A wiki can be set up to include different language versions of a wiki content. Wiki administrators have to make some decisions regarding how they want to support their wiki users' language in addition to simply providing translated content.
The following considerations refer to a single-wiki scenario and don't apply if the language versions are maintained in multiple wikis.
Concepts
To make a wiki multilingual, different aspects have to be considered:
- Content language and location of translated pages
- Linking translated pages
- User language (set in the user's preferences)
- Multilingual navigation
- Multilingual templates
- Content organization (categories, portal pages)
The following information gives some suggestions how to organise a wiki around its multilingual content.
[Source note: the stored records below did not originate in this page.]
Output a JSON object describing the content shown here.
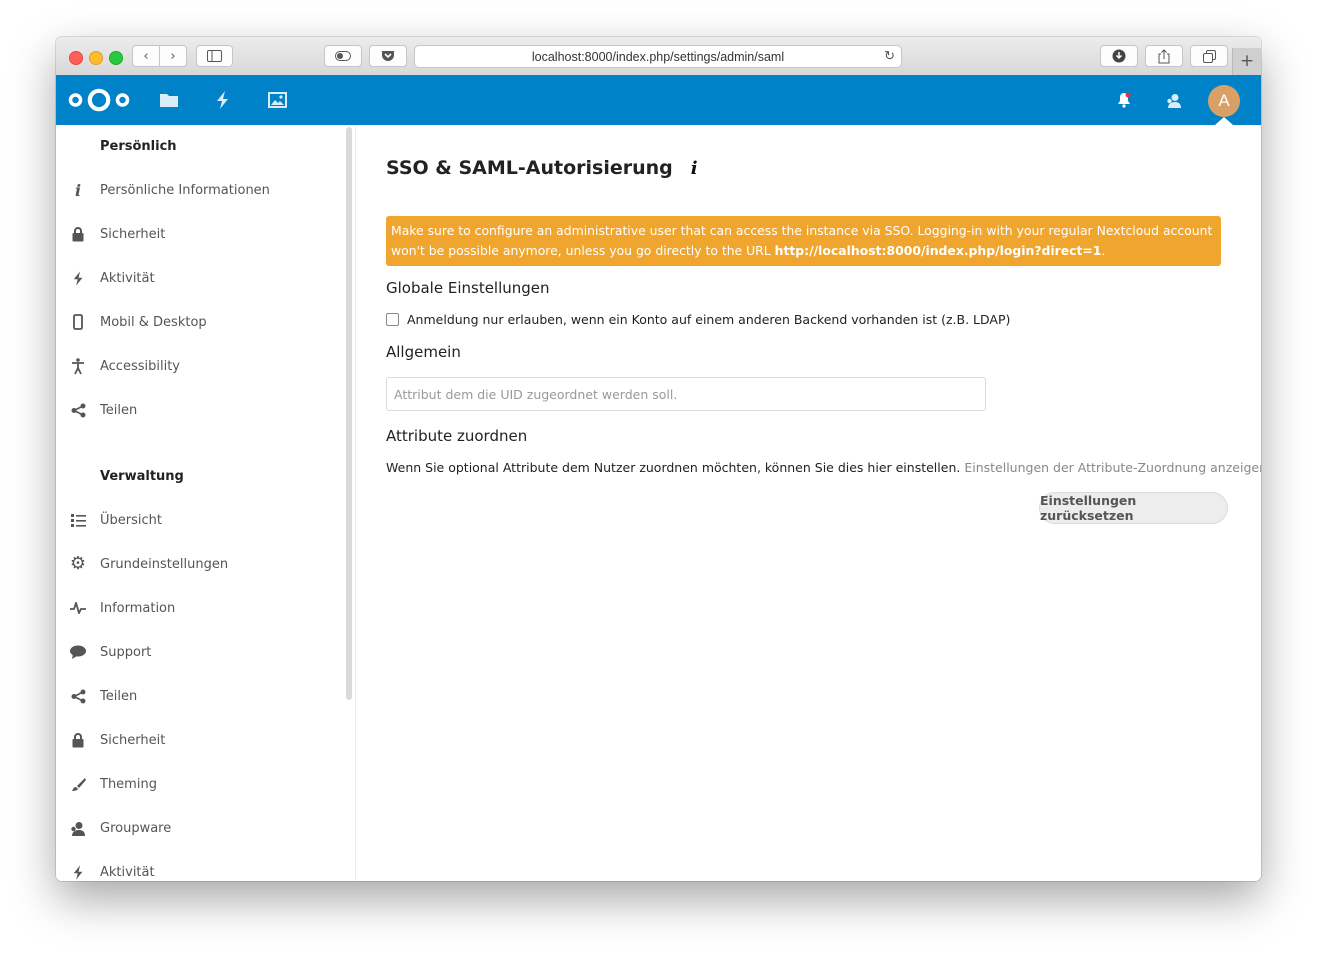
{
  "browser": {
    "url": "localhost:8000/index.php/settings/admin/saml"
  },
  "header": {
    "apps": [
      "files-icon",
      "activity-icon",
      "gallery-icon"
    ],
    "avatar_letter": "A",
    "brand_color": "#0082c9",
    "avatar_color": "#d9a066"
  },
  "sidebar": {
    "personal_heading": "Persönlich",
    "personal_items": [
      {
        "label": "Persönliche Informationen",
        "icon": "info-icon"
      },
      {
        "label": "Sicherheit",
        "icon": "lock-icon"
      },
      {
        "label": "Aktivität",
        "icon": "activity-icon"
      },
      {
        "label": "Mobil & Desktop",
        "icon": "phone-icon"
      },
      {
        "label": "Accessibility",
        "icon": "accessibility-icon"
      },
      {
        "label": "Teilen",
        "icon": "share-icon"
      }
    ],
    "admin_heading": "Verwaltung",
    "admin_items": [
      {
        "label": "Übersicht",
        "icon": "list-icon"
      },
      {
        "label": "Grundeinstellungen",
        "icon": "gear-icon"
      },
      {
        "label": "Information",
        "icon": "pulse-icon"
      },
      {
        "label": "Support",
        "icon": "speech-bubble-icon"
      },
      {
        "label": "Teilen",
        "icon": "share-icon"
      },
      {
        "label": "Sicherheit",
        "icon": "lock-icon"
      },
      {
        "label": "Theming",
        "icon": "brush-icon"
      },
      {
        "label": "Groupware",
        "icon": "contacts-icon"
      },
      {
        "label": "Aktivität",
        "icon": "activity-icon"
      }
    ]
  },
  "main": {
    "title": "SSO & SAML-Autorisierung",
    "info_glyph": "i",
    "warning_text": "Make sure to configure an administrative user that can access the instance via SSO. Logging-in with your regular Nextcloud account won't be possible anymore, unless you go directly to the URL ",
    "warning_url": "http://localhost:8000/index.php/login?direct=1",
    "warning_end": ".",
    "warning_color": "#f0a52e",
    "global_heading": "Globale Einstellungen",
    "checkbox_label": "Anmeldung nur erlauben, wenn ein Konto auf einem anderen Backend vorhanden ist (z.B. LDAP)",
    "general_heading": "Allgemein",
    "uid_placeholder": "Attribut dem die UID zugeordnet werden soll.",
    "attr_heading": "Attribute zuordnen",
    "attr_description": "Wenn Sie optional Attribute dem Nutzer zuordnen möchten, können Sie dies hier einstellen.",
    "attr_link": "Einstellungen der Attribute-Zuordnung anzeigen…",
    "reset_label": "Einstellungen zurücksetzen"
  }
}
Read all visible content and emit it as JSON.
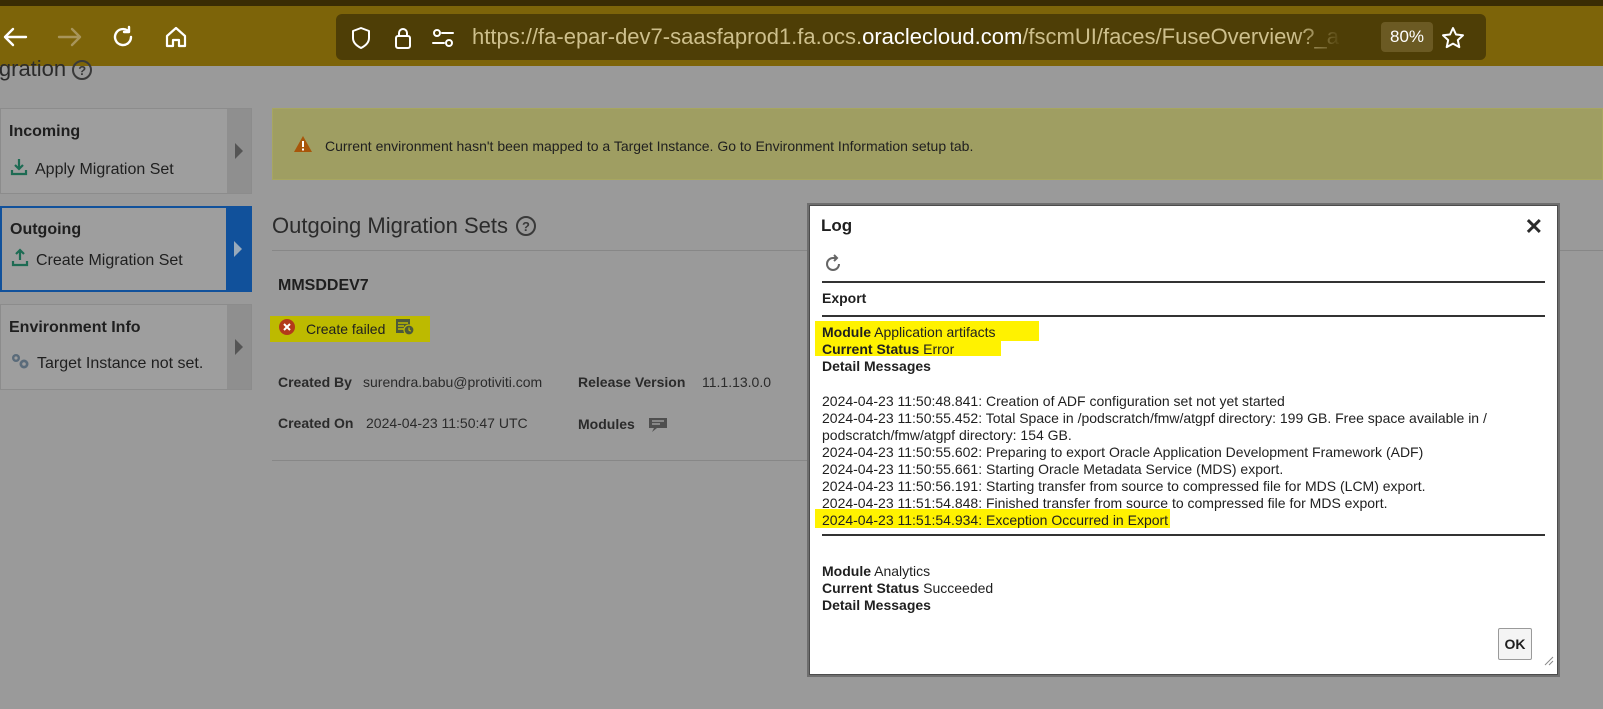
{
  "browser": {
    "url_prefix": "https://fa-epar-dev7-saasfaprod1.fa.ocs.",
    "url_host": "oraclecloud.com",
    "url_suffix": "/fscmUI/faces/FuseOverview?_adf.ctrl-stat",
    "zoom": "80%",
    "icons": [
      "back-icon",
      "forward-icon",
      "reload-icon",
      "home-icon",
      "shield-icon",
      "lock-icon",
      "permissions-icon",
      "star-icon"
    ],
    "accent": "#7d6409"
  },
  "page": {
    "title": "igration",
    "sidebar": [
      {
        "title": "Incoming",
        "action": "Apply Migration Set",
        "icon": "download-icon"
      },
      {
        "title": "Outgoing",
        "action": "Create Migration Set",
        "icon": "upload-icon"
      },
      {
        "title": "Environment Info",
        "action": "Target Instance not set.",
        "icon": "gears-icon"
      }
    ],
    "warning": "Current environment hasn't been mapped to a Target Instance. Go to Environment Information setup tab.",
    "section_title": "Outgoing Migration Sets",
    "set_name": "MMSDDEV7",
    "status": "Create failed",
    "created_by_label": "Created By",
    "created_by": "surendra.babu@protiviti.com",
    "release_label": "Release Version",
    "release": "11.1.13.0.0",
    "created_on_label": "Created On",
    "created_on": "2024-04-23 11:50:47 UTC",
    "modules_label": "Modules"
  },
  "dialog": {
    "title": "Log",
    "close": "✕",
    "section": "Export",
    "module_label": "Module",
    "status_label": "Current Status",
    "detail_label": "Detail Messages",
    "module1": "Application artifacts",
    "status1": "Error",
    "log": [
      "2024-04-23 11:50:48.841: Creation of ADF configuration set not yet started",
      "2024-04-23 11:50:55.452: Total Space in /podscratch/fmw/atgpf directory: 199 GB. Free space available in /\npodscratch/fmw/atgpf directory: 154 GB.",
      "2024-04-23 11:50:55.602: Preparing to export Oracle Application Development Framework (ADF)",
      "2024-04-23 11:50:55.661: Starting Oracle Metadata Service (MDS) export.",
      "2024-04-23 11:50:56.191: Starting transfer from source to compressed file for MDS (LCM) export.",
      "2024-04-23 11:51:54.848: Finished transfer from source to compressed file for MDS export.",
      "2024-04-23 11:51:54.934: Exception Occurred in Export"
    ],
    "module2": "Analytics",
    "status2": "Succeeded",
    "ok": "OK",
    "highlight": "#fff200"
  }
}
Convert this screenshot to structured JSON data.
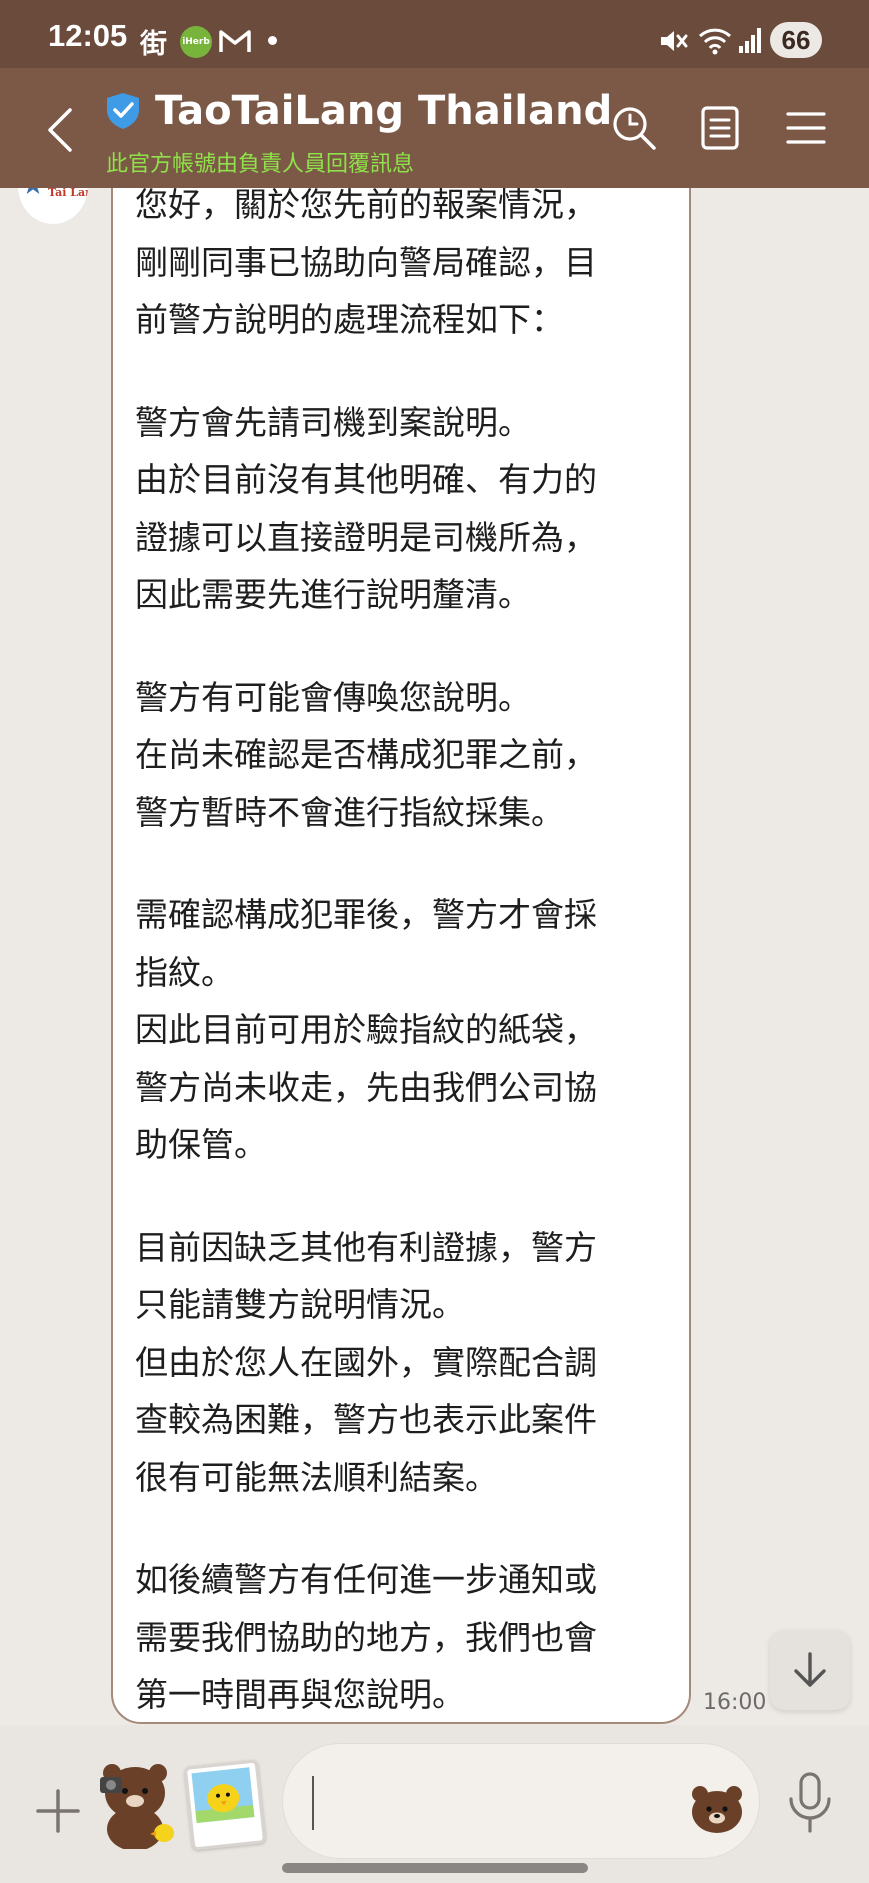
{
  "status_bar": {
    "time": "12:05",
    "tag": "街",
    "app_badge": "iHerb",
    "battery": "66"
  },
  "header": {
    "title": "TaoTaiLang Thailand",
    "subtitle": "此官方帳號由負責人員回覆訊息",
    "icons": [
      "back-icon",
      "verified-shield-icon",
      "search-icon",
      "notes-icon",
      "menu-icon"
    ]
  },
  "avatar": {
    "text": "Tai Lang"
  },
  "message": {
    "paragraphs": [
      [
        "您好，關於您先前的報案情況，",
        "剛剛同事已協助向警局確認，目",
        "前警方說明的處理流程如下："
      ],
      [
        "警方會先請司機到案說明。",
        "由於目前沒有其他明確、有力的",
        "證據可以直接證明是司機所為，",
        "因此需要先進行說明釐清。"
      ],
      [
        "警方有可能會傳喚您說明。",
        "在尚未確認是否構成犯罪之前，",
        "警方暫時不會進行指紋採集。"
      ],
      [
        "需確認構成犯罪後，警方才會採",
        "指紋。",
        "因此目前可用於驗指紋的紙袋，",
        "警方尚未收走，先由我們公司協",
        "助保管。"
      ],
      [
        "目前因缺乏其他有利證據，警方",
        "只能請雙方說明情況。",
        "但由於您人在國外，實際配合調",
        "查較為困難，警方也表示此案件",
        "很有可能無法順利結案。"
      ],
      [
        "如後續警方有任何進一步通知或",
        "需要我們協助的地方，我們也會",
        "第一時間再與您說明。"
      ]
    ],
    "time": "16:00"
  },
  "input_bar": {
    "value": "",
    "placeholder": "",
    "icons": [
      "plus-icon",
      "bear-sticker-icon",
      "photo-sticker-icon",
      "bear-emoji-icon",
      "microphone-icon"
    ]
  },
  "colors": {
    "header_bg": "#7c5846",
    "status_bg": "#6b4b3c",
    "subtitle_green": "#8fe24a",
    "chat_bg": "#ede9e4",
    "bubble_border": "#a48a7a"
  }
}
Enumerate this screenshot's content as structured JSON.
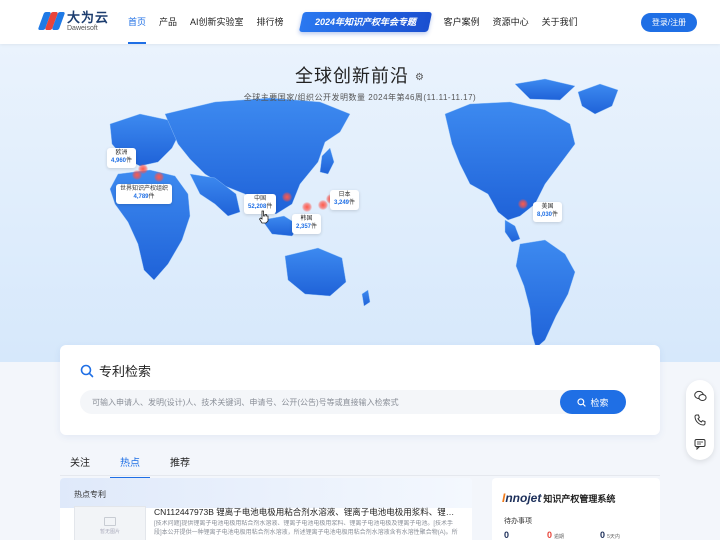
{
  "header": {
    "logo_cn": "大为云",
    "logo_en": "Daweisoft",
    "nav": [
      "首页",
      "产品",
      "AI创新实验室",
      "排行榜"
    ],
    "banner": "2024年知识产权年会专题",
    "nav_right": [
      "客户案例",
      "资源中心",
      "关于我们"
    ],
    "login": "登录/注册",
    "brand_colors": {
      "primary": "#1f6fe5",
      "logo_red": "#e8443a"
    }
  },
  "hero": {
    "title": "全球创新前沿",
    "title_icon": "gear-icon",
    "subtitle": "全球主要国家/组织公开发明数量 2024年第46周(11.11-11.17)",
    "regions": [
      {
        "name": "欧洲",
        "count": "4,960",
        "unit": "件"
      },
      {
        "name": "世界知识产权组织",
        "count": "4,789",
        "unit": "件"
      },
      {
        "name": "中国",
        "count": "52,208",
        "unit": "件"
      },
      {
        "name": "日本",
        "count": "3,249",
        "unit": "件"
      },
      {
        "name": "韩国",
        "count": "2,357",
        "unit": "件"
      },
      {
        "name": "美国",
        "count": "8,030",
        "unit": "件"
      }
    ]
  },
  "search": {
    "title": "专利检索",
    "placeholder": "可输入申请人、发明(设计)人、技术关键词、申请号、公开(公告)号等或直接输入检索式",
    "button": "检索"
  },
  "tabs": [
    "关注",
    "热点",
    "推荐"
  ],
  "hot": {
    "title": "热点专利",
    "thumb_text": "暂无图片",
    "patent_title": "CN112447973B 锂离子电池电极用粘合剂水溶液、锂离子电池电极用浆料、锂离子电...",
    "patent_abstract": "[技术问题]提供锂离子电池电极用粘合剂水溶液、锂离子电池电极用浆料、锂离子电池电极及锂离子电池。[技术手段]本公开提供一种锂离子电池电极用粘合剂水溶液，所述锂离子电池电极用粘合剂水溶液含有水溶性聚合物(A)。所"
  },
  "system": {
    "brand_prefix": "I",
    "brand_rest": "nnojet",
    "name": "知识产权管理系统",
    "todo": "待办事项",
    "stats": [
      {
        "num": "0",
        "label": ""
      },
      {
        "num": "0",
        "label": "逾期"
      },
      {
        "num": "0",
        "label": "5天内"
      }
    ]
  },
  "float_icons": [
    "wechat-icon",
    "phone-icon",
    "chat-icon"
  ]
}
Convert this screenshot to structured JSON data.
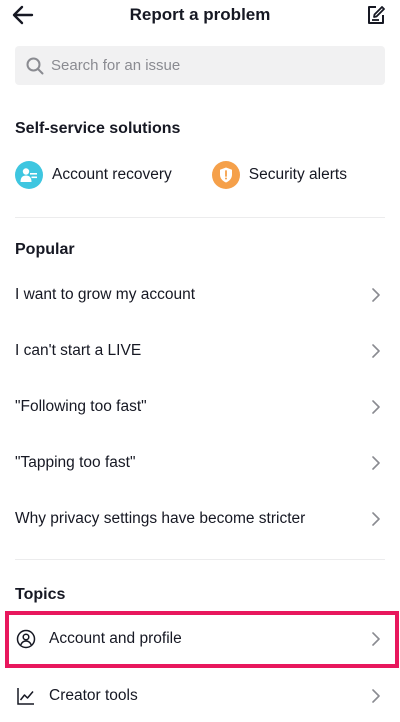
{
  "header": {
    "title": "Report a problem",
    "back_icon": "arrow-left-icon",
    "edit_icon": "edit-report-icon"
  },
  "search": {
    "placeholder": "Search for an issue",
    "value": ""
  },
  "self_service": {
    "title": "Self-service solutions",
    "items": [
      {
        "label": "Account recovery",
        "icon": "account-recovery-icon",
        "color": "#3ec6e0"
      },
      {
        "label": "Security alerts",
        "icon": "shield-icon",
        "color": "#f5a04a"
      }
    ]
  },
  "popular": {
    "title": "Popular",
    "items": [
      {
        "label": "I want to grow my account"
      },
      {
        "label": "I can't start a LIVE"
      },
      {
        "label": "\"Following too fast\""
      },
      {
        "label": "\"Tapping too fast\""
      },
      {
        "label": "Why privacy settings have become stricter"
      }
    ]
  },
  "topics": {
    "title": "Topics",
    "items": [
      {
        "label": "Account and profile",
        "icon": "user-circle-icon"
      },
      {
        "label": "Creator tools",
        "icon": "chart-line-icon"
      }
    ]
  },
  "colors": {
    "highlight": "#e8175d",
    "text": "#161823",
    "muted": "#8a8b91"
  }
}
It does not consider using the MediaWiki extension Translate which is often installed in multlingual wikis to faciliate a section-by-section translation of wiki pages.
Content language and location of translated pages
Usually, language versions of a page are maintained as subpages. For this to work well, we need to know the actual content language of the wiki, which will always act as the "parent" of the other language versions. To find out the content language of your wiki installation, you can place the variable {{CONTENTLANG}}
on a wiki page and look at its output, which corresponds to the language's ISO 639-1 language code, a double-digit abbreviation. For an English wiki installation, it would be en
.
Subpages: The language versions of a page would then live under its English parent page and use its language code as the subpage name: MyPage/de, MyPage/fr and so on. The pages can automatically be associated through a language template that relies on this subpage structure to "detect" the different language versions.
Namespaces: This setup assumes that you always have the same main language as a starting point for your translation. If this is not the case, you can also think about using namespaces for your different language versions. This makes sense when you have content in different languages, but the content in these languages is not necessarily always related. You could create namespaces for your languages as you see fit, e.g. DE:
, FR:
or IT-de:
, IT-fr:
and so on. If there are related pages between languages, they can be connected through interwikilinks.